For further clarification, the following is an excerpt from the DOT final rule that explains the rules regarding POC batteries
Federal Register Vol. 73, No. 93, May 13, 2008, pages 27633-27634. Nondiscrimination on the Basis of Disability in Air Trafel; Final Rule
“The Department has decided to allow a carrier to require an individual who uses a ventilator, respirator, CPAP machine or FAA-approved POC to bring an adequate number of fully charged batteries onboard to operate the device for not less than 150% of the expected maximum flight duration. The appropriate number of batteries should be calculated using the manufacturer’s estimate of the hours of battery life while the device is in use and the information provided in the physician’s statement (e.g., flow rate for POCs). The expected maximum flight duration is defined as the carrier’s best estimate of the total duration of the flight from departure gate to arrival gate, including taxi time to and from the terminals, based on the scheduled flight time and factors such as (a) wind and other weather conditions forecast; (b) anticipated traffic delays; (c) one instrument approach and possible missed approach at destination; and (d) any other conditions that may delay arrival of the aircraft at the destination gate. This rule also makes it clear that the carrier may deny boarding, on the basis of safety, to an individual who does not carry the number of fully charged batteries prescribed in the rule or an individual who does not properly package the extra batteries needed to power his/her device. Information for passengers on how to safely travel with batteries is available at safetravel.dot.gov.
However, a carrier may not deny boarding due to an inadequate number of batteries unless the carrier can provide information from a reliable source demonstrating that the number of batteries that the passenger has supplied will not provide adequate power for 150% of the expected maximum flight duration based on the battery life indicated in the manufacturer’s specification when the device is operating at the flow rate specified in the physician’s statement.
It is also worth noting that the requirement to bring an adequate number of batteries to continuously operate the device for up to 150% of the expected maximum flight duration does not apply in circumstances where the passenger will be using an FAA approved POC while boarding or disembarking from the aircraft and will not be relying on the POC during flight because the passenger has contracted for carrier-supplied oxygen. In instances where the carrier denies boarding to an individual, the carrier must provide the individual a written statement of the reason for the refusal to provide transportation within 10 days of the incident.”

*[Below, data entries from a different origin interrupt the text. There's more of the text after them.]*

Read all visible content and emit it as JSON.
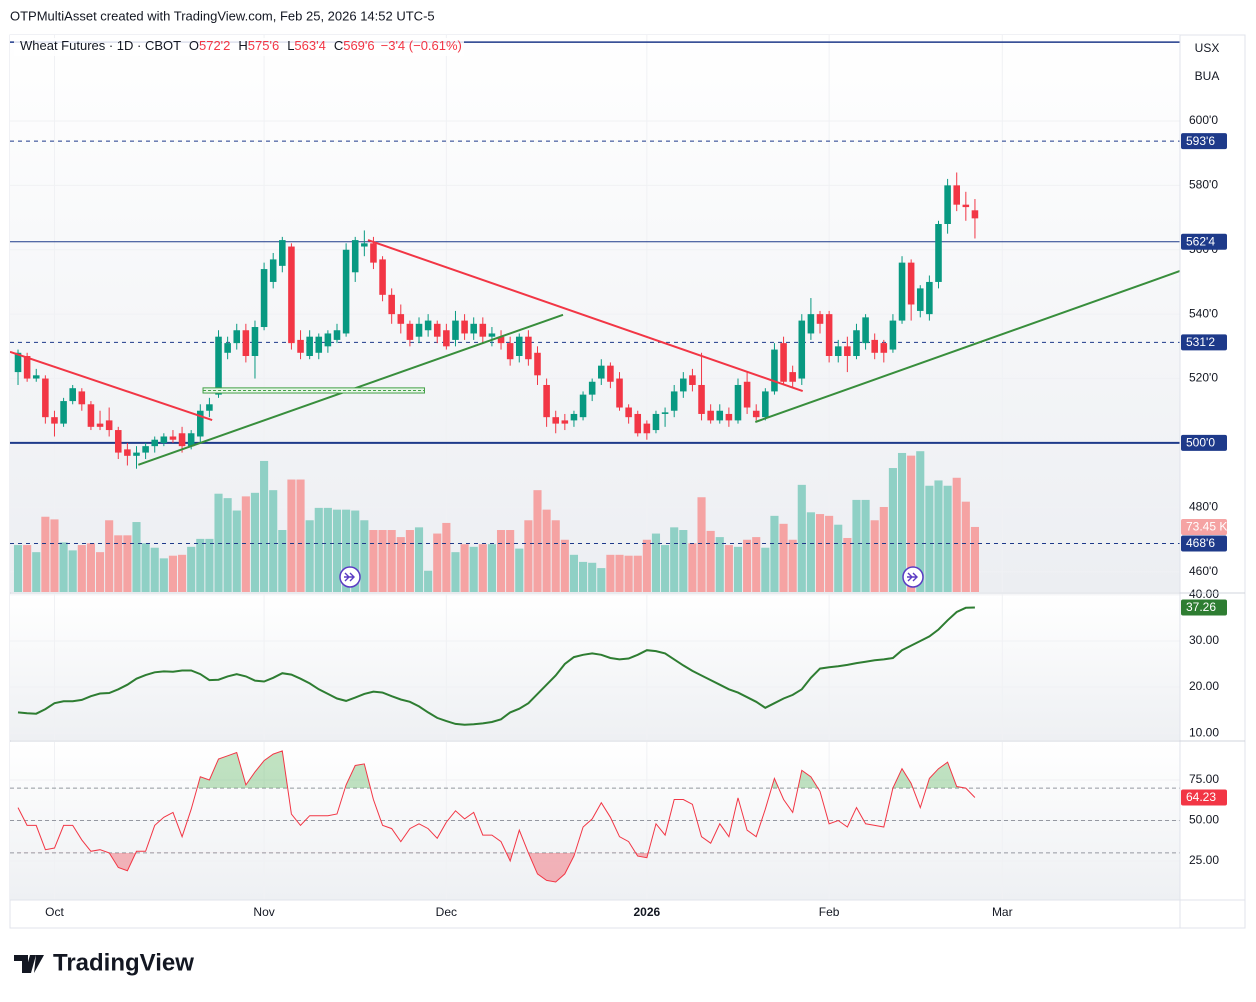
{
  "header": {
    "text": "OTPMultiAsset created with TradingView.com, Feb 25, 2026 14:52 UTC-5"
  },
  "footer": {
    "brand": "TradingView"
  },
  "chart_data": [
    {
      "type": "candlestick",
      "legend": {
        "title": "Wheat Futures · 1D · CBOT",
        "ohlc": [
          {
            "label": "O",
            "text": "572'2"
          },
          {
            "label": "H",
            "text": "575'6"
          },
          {
            "label": "L",
            "text": "563'4"
          },
          {
            "label": "C",
            "text": "569'6"
          }
        ],
        "change": "−3'4 (−0.61%)"
      },
      "currency": "USX",
      "unit": "BUA",
      "up_color": "#089981",
      "down_color": "#f23645",
      "xlim": [
        -0.88,
        127.5
      ],
      "xticks": [
        {
          "value": 4,
          "label": "Oct"
        },
        {
          "value": 27,
          "label": "Nov"
        },
        {
          "value": 47,
          "label": "Dec"
        },
        {
          "value": 69,
          "label": "2026",
          "bold": true
        },
        {
          "value": 89,
          "label": "Feb"
        },
        {
          "value": 108,
          "label": "Mar"
        }
      ],
      "ylim": [
        453.7,
        626.7
      ],
      "yticks": [
        {
          "value": 600,
          "label": "600'0"
        },
        {
          "value": 580,
          "label": "580'0"
        },
        {
          "value": 560,
          "label": "560'0"
        },
        {
          "value": 540,
          "label": "540'0"
        },
        {
          "value": 520,
          "label": "520'0"
        },
        {
          "value": 480,
          "label": "480'0"
        },
        {
          "value": 460,
          "label": "460'0"
        }
      ],
      "grid": true,
      "candles": [
        [
          522,
          529,
          518,
          528
        ],
        [
          527,
          528,
          519,
          520
        ],
        [
          520,
          523,
          519,
          521
        ],
        [
          520,
          521,
          506,
          508
        ],
        [
          508,
          510,
          502,
          506
        ],
        [
          506,
          514,
          505,
          513
        ],
        [
          513,
          518,
          512,
          517
        ],
        [
          516,
          517,
          510,
          512
        ],
        [
          512,
          513,
          504,
          505
        ],
        [
          506,
          510,
          504,
          505
        ],
        [
          507,
          511,
          502,
          504
        ],
        [
          504,
          505,
          495,
          497
        ],
        [
          498,
          500,
          493,
          496
        ],
        [
          496,
          499,
          492,
          497
        ],
        [
          497,
          500,
          495,
          499
        ],
        [
          499,
          502,
          497,
          501
        ],
        [
          500,
          503,
          499,
          502
        ],
        [
          502,
          504,
          500,
          501
        ],
        [
          503,
          505,
          497,
          499
        ],
        [
          499,
          504,
          498,
          503
        ],
        [
          502,
          512,
          500,
          510
        ],
        [
          510,
          514,
          508,
          512
        ],
        [
          515,
          535,
          514,
          533
        ],
        [
          528,
          533,
          526,
          531
        ],
        [
          531,
          537,
          529,
          535
        ],
        [
          535,
          537,
          525,
          527
        ],
        [
          527,
          538,
          520,
          536
        ],
        [
          536,
          556,
          535,
          554
        ],
        [
          550,
          559,
          548,
          557
        ],
        [
          555,
          564,
          553,
          563
        ],
        [
          561,
          562,
          529,
          531
        ],
        [
          532,
          535,
          526,
          528
        ],
        [
          527,
          535,
          526,
          533
        ],
        [
          528,
          534,
          526,
          533
        ],
        [
          530,
          535,
          528,
          534
        ],
        [
          532,
          537,
          531,
          535
        ],
        [
          534,
          562,
          533,
          560
        ],
        [
          553,
          564,
          550,
          563
        ],
        [
          561,
          566,
          558,
          562
        ],
        [
          562,
          564,
          554,
          556
        ],
        [
          557,
          558,
          544,
          546
        ],
        [
          546,
          548,
          537,
          540
        ],
        [
          540,
          543,
          534,
          537
        ],
        [
          537,
          538,
          530,
          532
        ],
        [
          533,
          539,
          531,
          537
        ],
        [
          535,
          540,
          533,
          538
        ],
        [
          537,
          538,
          531,
          533
        ],
        [
          535,
          537,
          529,
          530
        ],
        [
          532,
          541,
          530,
          538
        ],
        [
          538,
          540,
          532,
          534
        ],
        [
          534,
          539,
          532,
          537
        ],
        [
          537,
          539,
          531,
          533
        ],
        [
          533,
          536,
          530,
          534
        ],
        [
          533,
          535,
          529,
          531
        ],
        [
          531,
          533,
          524,
          526
        ],
        [
          527,
          534,
          525,
          533
        ],
        [
          533,
          535,
          524,
          526
        ],
        [
          528,
          530,
          518,
          521
        ],
        [
          518,
          520,
          505,
          508
        ],
        [
          508,
          510,
          503,
          506
        ],
        [
          507,
          509,
          504,
          506
        ],
        [
          507,
          510,
          505,
          509
        ],
        [
          508,
          516,
          507,
          515
        ],
        [
          515,
          520,
          513,
          519
        ],
        [
          520,
          526,
          518,
          524
        ],
        [
          524,
          525,
          517,
          519
        ],
        [
          520,
          522,
          510,
          511
        ],
        [
          511,
          512,
          506,
          508
        ],
        [
          509,
          510,
          502,
          503
        ],
        [
          506,
          507,
          501,
          503
        ],
        [
          504,
          510,
          503,
          509
        ],
        [
          509,
          511,
          505,
          509.5
        ],
        [
          510,
          518,
          508,
          516
        ],
        [
          516,
          522,
          514,
          520
        ],
        [
          521,
          523,
          516,
          518
        ],
        [
          518,
          528,
          507,
          509
        ],
        [
          510,
          512,
          506,
          507
        ],
        [
          507,
          512,
          506,
          510
        ],
        [
          509,
          511,
          505,
          507
        ],
        [
          507,
          520,
          506,
          518
        ],
        [
          519,
          522,
          509,
          511
        ],
        [
          510,
          512,
          507,
          508
        ],
        [
          508,
          517,
          507,
          516
        ],
        [
          516,
          531,
          515,
          529
        ],
        [
          531,
          533,
          518,
          519
        ],
        [
          522,
          524,
          517,
          519
        ],
        [
          520,
          540,
          518,
          538
        ],
        [
          534,
          545,
          532,
          540
        ],
        [
          540,
          541,
          534,
          537
        ],
        [
          540,
          541,
          525,
          527
        ],
        [
          527,
          532,
          525,
          530
        ],
        [
          530,
          533,
          522,
          527
        ],
        [
          527,
          537,
          526,
          535
        ],
        [
          531,
          540,
          529,
          539
        ],
        [
          532,
          534,
          526,
          528
        ],
        [
          531,
          532,
          525,
          528
        ],
        [
          529,
          540,
          528,
          538
        ],
        [
          538,
          558,
          537,
          556
        ],
        [
          556,
          557,
          538,
          543
        ],
        [
          541,
          549,
          539,
          548
        ],
        [
          540,
          552,
          538,
          550
        ],
        [
          550,
          569,
          548,
          568
        ],
        [
          568,
          582,
          565,
          580
        ],
        [
          580,
          584,
          572,
          574
        ],
        [
          574,
          578,
          569,
          573.25
        ],
        [
          572.25,
          575.75,
          563.5,
          569.75
        ]
      ],
      "volume": {
        "up_color": "#8fd0c5",
        "down_color": "#f5a3a3",
        "vlim": [
          0,
          629
        ],
        "values": [
          53,
          53,
          45,
          85,
          82,
          56,
          47,
          53,
          55,
          45,
          81,
          64,
          64,
          79,
          55,
          50,
          38,
          41,
          42,
          51,
          60,
          60,
          111,
          106,
          92,
          108,
          112,
          148,
          115,
          70,
          127,
          127,
          81,
          95,
          95,
          93,
          93,
          92,
          81,
          70,
          70,
          70,
          62,
          70,
          73,
          24,
          66,
          78,
          45,
          54,
          51,
          54,
          54,
          70,
          70,
          49,
          81,
          115,
          93,
          81,
          59,
          42,
          34,
          33,
          27,
          42,
          42,
          41,
          41,
          59,
          66,
          53,
          73,
          70,
          55,
          107,
          69,
          62,
          53,
          51,
          59,
          62,
          50,
          86,
          77,
          59,
          121,
          90,
          88,
          86,
          76,
          61,
          104,
          104,
          81,
          96,
          140,
          157,
          154,
          159,
          120,
          126,
          120,
          129,
          102,
          73.45
        ],
        "value_labels": {
          "105": "73.45 K"
        }
      },
      "hlines": [
        {
          "value": 624.5,
          "style": "solid",
          "color": "#1e3a8a",
          "width": 1.5
        },
        {
          "value": 593.75,
          "label": "593'6",
          "style": "dashed",
          "color": "#1e3a8a",
          "width": 1
        },
        {
          "value": 562.5,
          "label": "562'4",
          "style": "solid",
          "color": "#1e3a8a",
          "width": 1
        },
        {
          "value": 531.25,
          "label": "531'2",
          "style": "dashed",
          "color": "#1e3a8a",
          "width": 1
        },
        {
          "value": 500,
          "label": "500'0",
          "style": "solid",
          "color": "#1e3a8a",
          "width": 2
        },
        {
          "value": 468.75,
          "label": "468'6",
          "style": "dashed",
          "color": "#1e3a8a",
          "width": 1
        }
      ],
      "drawings": [
        {
          "type": "line",
          "color": "#f23645",
          "points": [
            [
              -0.88,
              528.3
            ],
            [
              21.3,
              507.1
            ]
          ]
        },
        {
          "type": "line",
          "color": "#388e3c",
          "points": [
            [
              13.2,
              493.2
            ],
            [
              59.8,
              539.8
            ]
          ]
        },
        {
          "type": "line",
          "color": "#f23645",
          "points": [
            [
              38.4,
              563.0
            ],
            [
              86.1,
              516.1
            ]
          ]
        },
        {
          "type": "line",
          "color": "#388e3c",
          "points": [
            [
              80.9,
              506.5
            ],
            [
              127.5,
              553.4
            ]
          ]
        },
        {
          "type": "zone",
          "color": "#43a047",
          "points": [
            [
              20.3,
              517.1
            ],
            [
              44.6,
              515.5
            ]
          ]
        }
      ]
    },
    {
      "type": "line",
      "color": "#2e7d32",
      "ylim": [
        8.5,
        40.2
      ],
      "yticks": [
        {
          "value": 40,
          "label": "40.00"
        },
        {
          "value": 30,
          "label": "30.00"
        },
        {
          "value": 20,
          "label": "20.00"
        },
        {
          "value": 10,
          "label": "10.00"
        }
      ],
      "grid": true,
      "values": [
        14.5,
        14.3,
        14.2,
        15.2,
        16.5,
        16.9,
        16.9,
        17.2,
        18,
        18.6,
        18.7,
        19.5,
        20.5,
        21.8,
        22.6,
        23.2,
        23.4,
        23.3,
        23.6,
        23.6,
        22.8,
        21.5,
        21.6,
        22.3,
        22.8,
        22.3,
        21.4,
        21.2,
        22,
        23,
        22.7,
        21.8,
        20.8,
        19.5,
        18.5,
        17.5,
        17,
        17.7,
        18.5,
        19,
        18.8,
        18,
        17.3,
        16.8,
        15.8,
        14.5,
        13.3,
        12.6,
        12,
        11.8,
        11.9,
        12.1,
        12.4,
        13,
        14.5,
        15.3,
        16.5,
        18.5,
        20.5,
        22.5,
        25,
        26.5,
        27,
        27.3,
        27,
        26.3,
        26,
        26.2,
        27,
        28,
        27.8,
        27.3,
        26,
        24.7,
        23.5,
        22.5,
        21.5,
        20.5,
        19.5,
        18.8,
        17.8,
        16.8,
        15.5,
        16.5,
        17.5,
        18.3,
        19.5,
        22,
        24,
        24.3,
        24.5,
        24.8,
        25.2,
        25.5,
        25.8,
        26,
        26.3,
        28,
        29,
        30,
        31,
        32.5,
        34.5,
        36.3,
        37.2,
        37.26
      ]
    },
    {
      "type": "line",
      "color": "#f23645",
      "ylim": [
        0.9,
        98.5
      ],
      "yticks": [
        {
          "value": 75,
          "label": "75.00"
        },
        {
          "value": 50,
          "label": "50.00"
        },
        {
          "value": 25,
          "label": "25.00"
        }
      ],
      "grid": true,
      "levels": [
        70,
        50,
        30
      ],
      "overbought_color": "#4caf50",
      "oversold_color": "#f23645",
      "values": [
        58,
        47,
        47,
        32,
        33,
        47,
        47,
        38,
        31,
        32,
        30,
        21,
        19,
        31,
        31,
        47,
        52,
        55,
        40,
        57,
        77,
        75,
        88,
        90,
        92,
        72,
        80,
        87,
        91,
        93,
        54,
        47,
        53,
        53,
        53,
        54,
        72,
        84,
        85,
        63,
        47,
        45,
        37,
        45,
        48,
        45,
        39,
        49,
        56,
        51,
        55,
        41,
        41,
        37,
        25,
        44,
        30,
        17,
        13,
        12,
        17,
        28,
        46,
        51,
        61,
        52,
        40,
        37,
        28,
        27,
        48,
        41,
        63,
        63,
        60,
        40,
        36,
        48,
        40,
        64,
        44,
        40,
        57,
        76,
        63,
        55,
        81,
        77,
        68,
        48,
        50,
        46,
        58,
        48,
        47,
        46,
        70,
        82,
        73,
        58,
        76,
        82,
        86,
        71,
        70,
        64.23
      ]
    }
  ]
}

And if needed the TSA Cares Toll Free Helpline is available for Travelers with Disabilities and Medical Needs. The Transportation Security Administration (TSA) has a helpline number designated to assist travelers with disabilities and medical conditions prior to arriving at the airport. Travelers may call TSA Cares toll free at 1-855-787-2227 prior to traveling with questions about screening policies, procedures and what is expected at the security checkpoint.